Roche’s Genentech unit and partner Biogen Idec are seeking approval in the USA for the cancer blockbuster Rituxan as a treatment for the most common type of adult leukaemia.
The firms have submitted two supplemental Biologics License Applications to the US Food and Drug Administration for Rituxan (rituximab) plus standard chemotherapy for people with previously untreated or treated chronic lymphocytic leukaemia. The companies will request a priority review, and if granted, “anticipate the FDA will make a decision within six months”, they said. The drug was recently approved in Europe for for use in patients with previously-untreated CLL.
The applications are based on positive results from two of the largest global Phase III clinical trials conducted in patients with CLL, Genentech says. The studies, known as CLL8 and REACH, showed that Rituxan plus standard chemotherapy for CLL extended the time patients lived compared to those receiving chemotherapy alone.

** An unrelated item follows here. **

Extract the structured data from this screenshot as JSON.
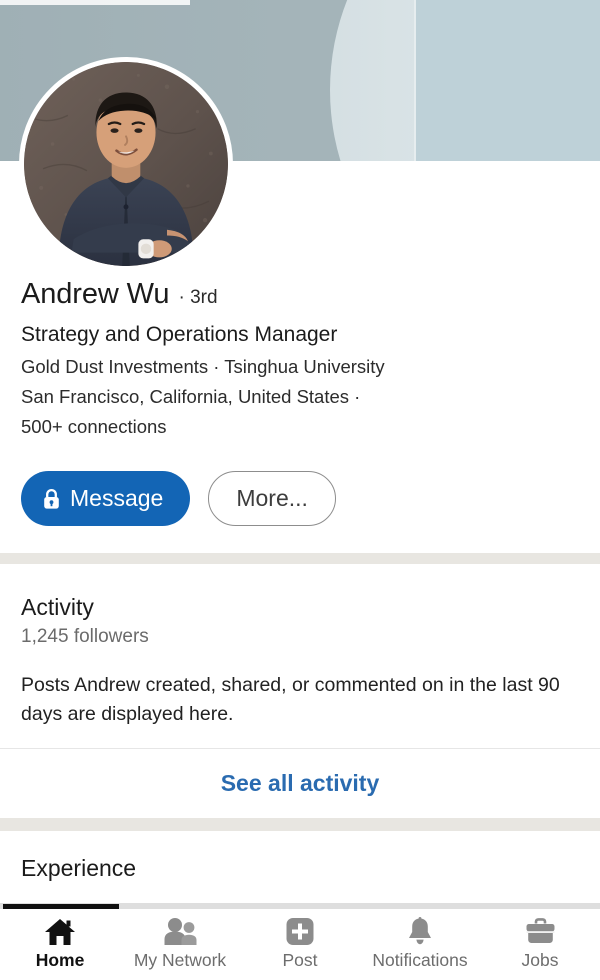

In CLL8, previously-untreated patients who received Rituxan plus chemotherapy had a 69 % improvement in progression-free survival or PFS. In REACH, patients whose cancer relapsed after previous treatment had a 54% improvement in PFS.
“There is no cure for CLL, and the primary goal of treatment is to keep the cancer from getting worse,” said Cecil Pickett, Biogen’s president of R&D. These data showed that Rituxan was able to extend the period of time before cancer progression by about 10 months for people with newly-diagnosed or recurrent disease, he added
Genentech’s chief medical officer, Hal Barron, noted that the results from these studies, which involved nearly 1,500 patients, “give us confidence in Rituxan’s efficacy and safety in CLL”. Approval will boost Rituxan’s already-considerable sales which hit $2.6 billion last year.
The drug, which is sold as MabThera by Roche outside the USA, is currently approved for non-Hodgkin’s lymphoma and rheumatoid arthritis.